When he got to the second trap the little whitefooted mouse had both its front paws on the bail of the trap and was trying to push it up off its head. He lifted the bail and watched the little thing wobble off across the floor and then dropped both traps into the trash and went back to bed.
The elements of McCarthy’s style, the third person objective narration, the lack of punctuation other than the period, the description of every tedious human action probably isn’t for everyone. Personally, I appreciate how it presents the story in such a strange and particular way. It’s like viewing the world through the eyes of a god obsessed with movement and detail and blind to the motivations of man. It feels compellingly true; there’s a sense of vertigo when I pull back and remember that every sentence is a fragment of a greater piece of art rather than a simple statement of fact. Here’s another passage to illustrate what I mean:
He drove north. Small harriers stood along the powerlines. They lifted and circled and returned to the wire behind him. In the evening he sat on the roof of the truck and finished the tenderloin and studied the country. He pulled up the collar of his coat and watched the way the wind ransacked the grasses. Sudden furrows that ran and stopped. As if something unseen had bolted and lay crouching. He sipped the warm tea from his thermos and then stoppered it and unfolded his legs and jumped to the ground. But his foot had fallen asleep and when he landed he collapsed and fell into the ditch and lay there laughing.
McCarthy created that: he made the choice to have Western’s foot fall asleep and for Western to laugh rather than cry or swear, but in the act of reading it just feels true. Of course Western’s foot fell asleep and he laughed at himself; that’s just how the world works, how people work.

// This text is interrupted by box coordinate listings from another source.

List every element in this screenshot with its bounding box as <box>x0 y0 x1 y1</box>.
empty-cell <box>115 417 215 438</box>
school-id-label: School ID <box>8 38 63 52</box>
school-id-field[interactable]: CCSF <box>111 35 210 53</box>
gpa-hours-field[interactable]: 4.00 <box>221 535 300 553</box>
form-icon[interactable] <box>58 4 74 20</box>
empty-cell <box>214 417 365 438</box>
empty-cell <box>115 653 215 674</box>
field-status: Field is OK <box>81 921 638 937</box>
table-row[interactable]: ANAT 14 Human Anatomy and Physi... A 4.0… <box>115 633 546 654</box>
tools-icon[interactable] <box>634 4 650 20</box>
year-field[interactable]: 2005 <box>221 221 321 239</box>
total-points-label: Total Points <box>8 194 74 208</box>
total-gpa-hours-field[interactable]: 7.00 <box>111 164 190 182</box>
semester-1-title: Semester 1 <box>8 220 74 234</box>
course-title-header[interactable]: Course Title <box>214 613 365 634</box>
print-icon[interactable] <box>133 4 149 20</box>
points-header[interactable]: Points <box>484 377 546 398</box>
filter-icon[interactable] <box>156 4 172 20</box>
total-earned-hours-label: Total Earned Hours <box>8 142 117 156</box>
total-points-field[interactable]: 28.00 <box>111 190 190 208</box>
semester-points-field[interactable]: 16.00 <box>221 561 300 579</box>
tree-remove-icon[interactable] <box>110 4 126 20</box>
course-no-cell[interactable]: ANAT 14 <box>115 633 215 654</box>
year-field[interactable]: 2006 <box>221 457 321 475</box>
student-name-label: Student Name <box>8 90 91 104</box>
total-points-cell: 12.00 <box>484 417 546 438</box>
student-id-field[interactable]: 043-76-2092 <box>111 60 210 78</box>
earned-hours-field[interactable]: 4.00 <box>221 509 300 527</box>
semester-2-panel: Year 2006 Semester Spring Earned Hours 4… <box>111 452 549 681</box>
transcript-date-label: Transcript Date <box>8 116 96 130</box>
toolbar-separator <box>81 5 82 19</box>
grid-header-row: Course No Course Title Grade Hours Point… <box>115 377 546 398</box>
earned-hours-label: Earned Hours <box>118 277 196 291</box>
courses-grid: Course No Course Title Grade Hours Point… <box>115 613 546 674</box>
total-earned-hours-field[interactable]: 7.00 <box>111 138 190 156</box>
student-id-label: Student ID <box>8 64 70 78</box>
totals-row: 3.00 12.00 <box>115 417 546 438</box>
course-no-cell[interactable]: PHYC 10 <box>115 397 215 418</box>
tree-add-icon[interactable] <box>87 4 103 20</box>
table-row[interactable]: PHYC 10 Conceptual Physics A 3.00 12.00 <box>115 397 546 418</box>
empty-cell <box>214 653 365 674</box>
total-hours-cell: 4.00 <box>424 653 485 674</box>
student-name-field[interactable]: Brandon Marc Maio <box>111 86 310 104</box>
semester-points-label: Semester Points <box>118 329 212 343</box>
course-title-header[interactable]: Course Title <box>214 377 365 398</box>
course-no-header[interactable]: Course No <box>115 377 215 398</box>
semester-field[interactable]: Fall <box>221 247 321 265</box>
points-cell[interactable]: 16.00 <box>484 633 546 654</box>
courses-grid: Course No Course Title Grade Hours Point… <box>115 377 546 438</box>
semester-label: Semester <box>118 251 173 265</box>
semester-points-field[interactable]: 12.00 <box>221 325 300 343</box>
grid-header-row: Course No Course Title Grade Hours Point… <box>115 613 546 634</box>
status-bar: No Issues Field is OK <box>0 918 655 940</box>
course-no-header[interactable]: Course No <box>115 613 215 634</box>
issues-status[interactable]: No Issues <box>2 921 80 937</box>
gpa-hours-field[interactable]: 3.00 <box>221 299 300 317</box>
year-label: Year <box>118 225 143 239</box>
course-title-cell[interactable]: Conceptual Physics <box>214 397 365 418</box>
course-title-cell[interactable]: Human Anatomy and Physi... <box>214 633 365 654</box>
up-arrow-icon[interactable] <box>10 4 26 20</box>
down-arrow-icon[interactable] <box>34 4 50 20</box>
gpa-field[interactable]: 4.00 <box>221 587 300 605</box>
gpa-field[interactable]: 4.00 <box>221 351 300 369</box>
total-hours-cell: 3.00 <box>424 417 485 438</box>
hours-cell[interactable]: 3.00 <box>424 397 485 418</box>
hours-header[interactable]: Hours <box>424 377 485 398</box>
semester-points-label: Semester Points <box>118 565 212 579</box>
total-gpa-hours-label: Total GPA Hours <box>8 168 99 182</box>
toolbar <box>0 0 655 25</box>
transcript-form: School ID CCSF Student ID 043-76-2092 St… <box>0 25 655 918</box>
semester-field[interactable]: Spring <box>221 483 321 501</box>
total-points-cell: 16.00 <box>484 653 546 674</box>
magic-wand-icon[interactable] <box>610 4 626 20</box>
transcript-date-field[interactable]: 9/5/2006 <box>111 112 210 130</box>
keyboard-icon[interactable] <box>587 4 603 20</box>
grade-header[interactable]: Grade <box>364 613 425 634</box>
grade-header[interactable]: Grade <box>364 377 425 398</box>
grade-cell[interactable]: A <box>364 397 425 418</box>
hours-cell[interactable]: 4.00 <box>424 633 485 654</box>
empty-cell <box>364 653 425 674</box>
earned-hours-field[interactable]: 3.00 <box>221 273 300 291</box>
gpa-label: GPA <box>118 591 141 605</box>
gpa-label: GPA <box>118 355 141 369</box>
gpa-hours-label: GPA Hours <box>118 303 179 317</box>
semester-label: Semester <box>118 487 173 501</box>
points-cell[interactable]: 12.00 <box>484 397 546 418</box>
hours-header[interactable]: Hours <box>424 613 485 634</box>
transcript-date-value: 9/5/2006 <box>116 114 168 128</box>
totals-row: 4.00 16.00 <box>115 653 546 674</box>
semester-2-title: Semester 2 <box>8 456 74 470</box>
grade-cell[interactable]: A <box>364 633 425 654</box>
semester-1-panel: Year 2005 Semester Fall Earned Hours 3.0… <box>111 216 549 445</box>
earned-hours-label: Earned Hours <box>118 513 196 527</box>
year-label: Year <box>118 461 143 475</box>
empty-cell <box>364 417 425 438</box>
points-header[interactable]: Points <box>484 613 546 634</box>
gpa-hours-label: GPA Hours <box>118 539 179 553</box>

There’s so much more I’d like to say about the vast strangeness of this novel. The way Alicia’s primary hallucination, the Thalidomide Kid, butchers the English language (my favorite: “carrion bags”). How gently McCarthy treats Western’s doomed love. The wild conversations about the Vietnam War, the atomic bomb, the JFK assassination. Alicia and Bobby’s unsuccessful attempts to grill her hallucinations about how they get from place to place (they take the bus, apparently).
I imagine that someone teaching this book might be tempted by an obvious essay prompt: Who is the passenger in Cormac McCarthy’s novel The Passenger? I know how to ace that one: sorrow is the passenger, omnipresent and devastating. I’d prefer something a little more complicated: early in the novel Sheddan reminds Western of how they are connected by their mutual love of books, and tells him that “any number of these books were penned in lieu of burning down the world—which was their author’s true desire.” What about the world does McCarthy want to burn down?